19岁生日席清雪差点忘记了,20岁生日沈斯言也没刻意提醒他,因为来接他的助理说这次出国出差,大概需要一周。
要是提醒他的话,席清雪大概率就不出去了,沈斯言不希望自己成为他的负担,他应该是个很好的贤内助才对。
上车前,席清雪一如既往地拥抱、亲吻,然后微笑着挥挥手再见。沈斯言看着远去的车辆,难免有些失落。
这种失落在他生日当天就消散到九霄云外去了。
沈斯言坐在家里沙发上,打开电视,不知怎的就调到某个频道,他看见某某集团董事因刑事案件被抓的通告,看见那个集团叫盛丰,看见盛丰新董事发表歉意和批判……
他低头看手机,席清雪给他发了好几张照片,有的是助理从侧面拍的,席清雪发表讲话的图片,有的是席清雪自己拍的,怼脸原图直出,找了个漂亮的背景角度,还朝镜头wink。
讲话的图片是全景,席清雪在镜头最上面小小一只,下面是乌泱泱的摄像师和西装革履们,他穿着定制西装,裁剪合身得将孤傲凌厉的气场表现得淋漓尽致,像只蓄势待发的黑翅鸢,优雅铿锵的谈吐和气质让人能下意识忽略他的美貌,只记得感慨是位很有能力的精英。
沈斯言切换软件,看了眼自己的绩点和所获得的奖项,觉得还是太平淡了,一点都不出彩——与席清雪相比的话。
其实本没有可比性,二者从小的环境和未来的领域都不一样,但沈斯言还是希望勤能补拙,他很满意也十分感激自己从小的环境,但他还要更努力点,装饰自己的往后余生。
席清雪不在家,就没人缠着他做好吃的,自己也没动力,就随便在学校附近吃了碗米线完事。
到了家里,门刚打开一条缝,沈斯言心里头就一紧。
家里黑漆漆一片,哪怕席清雪不在家,沈斯言也是会留个灯的,此刻黑暗倒让他血液倒流,直击天灵盖,只觉得头皮发麻,生怕跟上回那样,“宝宝——!”
灯光骤然亮起,席清雪笑眯眯抱着一束红玫瑰蹦出来,“惊不惊喜……哎!怎么了?”
沈斯言紧紧抱住他,脑袋埋在他颈窝里头,竟是真有些哽咽,手指在席清雪后脑急促地抚摸,仿佛确认他好好儿似的,深呼吸喘着气儿。
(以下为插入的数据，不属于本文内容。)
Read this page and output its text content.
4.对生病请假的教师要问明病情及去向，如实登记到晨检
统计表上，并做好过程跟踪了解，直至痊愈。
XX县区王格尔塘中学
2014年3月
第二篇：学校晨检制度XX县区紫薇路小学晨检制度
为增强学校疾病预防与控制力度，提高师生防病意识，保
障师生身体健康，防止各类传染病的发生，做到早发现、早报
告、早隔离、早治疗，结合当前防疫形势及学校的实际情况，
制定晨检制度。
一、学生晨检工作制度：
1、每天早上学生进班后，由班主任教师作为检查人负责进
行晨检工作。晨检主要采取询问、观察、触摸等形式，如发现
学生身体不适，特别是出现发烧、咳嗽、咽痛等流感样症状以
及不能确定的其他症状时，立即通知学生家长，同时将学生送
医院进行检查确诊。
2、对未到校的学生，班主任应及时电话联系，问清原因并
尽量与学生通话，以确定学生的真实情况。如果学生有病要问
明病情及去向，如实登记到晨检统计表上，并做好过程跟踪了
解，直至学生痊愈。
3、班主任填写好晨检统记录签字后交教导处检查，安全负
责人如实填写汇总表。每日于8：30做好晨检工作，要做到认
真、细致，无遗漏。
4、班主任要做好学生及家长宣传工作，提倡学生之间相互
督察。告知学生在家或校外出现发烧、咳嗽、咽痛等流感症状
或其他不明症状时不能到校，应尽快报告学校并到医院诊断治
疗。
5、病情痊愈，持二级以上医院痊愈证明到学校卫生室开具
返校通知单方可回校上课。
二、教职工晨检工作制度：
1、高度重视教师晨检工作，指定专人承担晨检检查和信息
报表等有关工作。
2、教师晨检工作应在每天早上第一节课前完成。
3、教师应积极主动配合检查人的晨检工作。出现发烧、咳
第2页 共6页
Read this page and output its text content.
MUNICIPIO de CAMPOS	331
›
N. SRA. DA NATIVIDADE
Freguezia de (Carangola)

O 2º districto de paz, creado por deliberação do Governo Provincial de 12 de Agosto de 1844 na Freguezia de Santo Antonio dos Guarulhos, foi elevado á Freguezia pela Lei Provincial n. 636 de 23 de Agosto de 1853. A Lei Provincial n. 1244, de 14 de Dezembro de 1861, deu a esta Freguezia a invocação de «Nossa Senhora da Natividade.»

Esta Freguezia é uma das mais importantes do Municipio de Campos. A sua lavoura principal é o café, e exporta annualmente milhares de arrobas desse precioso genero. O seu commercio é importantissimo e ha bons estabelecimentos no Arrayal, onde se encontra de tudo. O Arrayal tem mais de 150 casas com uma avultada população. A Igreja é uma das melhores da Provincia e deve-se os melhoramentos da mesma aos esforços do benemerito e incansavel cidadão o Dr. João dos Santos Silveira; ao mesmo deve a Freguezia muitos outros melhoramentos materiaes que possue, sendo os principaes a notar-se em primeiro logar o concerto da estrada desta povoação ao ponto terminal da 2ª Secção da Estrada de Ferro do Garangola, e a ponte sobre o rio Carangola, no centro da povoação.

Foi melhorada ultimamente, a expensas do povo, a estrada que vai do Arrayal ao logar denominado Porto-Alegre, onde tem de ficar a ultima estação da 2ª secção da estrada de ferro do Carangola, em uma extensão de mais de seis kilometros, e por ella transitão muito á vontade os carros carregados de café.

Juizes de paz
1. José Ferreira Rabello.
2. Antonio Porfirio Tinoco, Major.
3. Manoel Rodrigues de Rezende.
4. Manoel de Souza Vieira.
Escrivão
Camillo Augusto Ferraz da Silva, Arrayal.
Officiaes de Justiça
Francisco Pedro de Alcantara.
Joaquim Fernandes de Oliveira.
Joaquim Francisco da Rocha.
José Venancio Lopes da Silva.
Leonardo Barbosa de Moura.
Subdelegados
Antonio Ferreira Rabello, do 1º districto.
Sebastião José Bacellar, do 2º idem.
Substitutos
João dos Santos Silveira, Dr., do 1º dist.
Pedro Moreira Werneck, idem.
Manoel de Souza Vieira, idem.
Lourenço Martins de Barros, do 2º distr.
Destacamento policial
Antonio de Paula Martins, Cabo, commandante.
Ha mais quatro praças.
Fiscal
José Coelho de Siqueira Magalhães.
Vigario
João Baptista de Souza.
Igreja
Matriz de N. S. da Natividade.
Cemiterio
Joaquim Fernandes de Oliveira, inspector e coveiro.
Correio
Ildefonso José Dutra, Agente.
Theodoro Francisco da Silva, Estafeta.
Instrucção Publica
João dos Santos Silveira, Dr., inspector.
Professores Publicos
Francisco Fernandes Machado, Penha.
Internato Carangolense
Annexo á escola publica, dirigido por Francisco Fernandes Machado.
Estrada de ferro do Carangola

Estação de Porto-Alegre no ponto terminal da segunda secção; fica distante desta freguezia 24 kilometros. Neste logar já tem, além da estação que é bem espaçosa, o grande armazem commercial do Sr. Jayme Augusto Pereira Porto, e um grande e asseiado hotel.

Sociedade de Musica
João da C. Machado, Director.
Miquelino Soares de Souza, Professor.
“怎么了这是,”席清雪扔了花,拍拍他的背,“哪儿受委屈了?”
好半天,沈斯言才轻轻地说:“我以为你又去楼下了。”
客厅里装饰了生日气球和彩带,桌面的鲜花正开得旺盛,此刻寂静地看着拥抱的两人,沉默不语。
沈斯言太清楚了,席清雪是个善良的人,他心里痛苦、难受、挣扎,他其实很想像小孩子一样肆无忌惮地闹腾、摆烂、发泄,但他的学识和教养不允许。
是人都会有生气发脾气的时候,席清雪也不是例外,虽然情感上他偶尔很想砸东西,但理智告诉他不可以,于是两个小人就开始打架,最后的结局是他发现只有伤害自己才不会影响其他人。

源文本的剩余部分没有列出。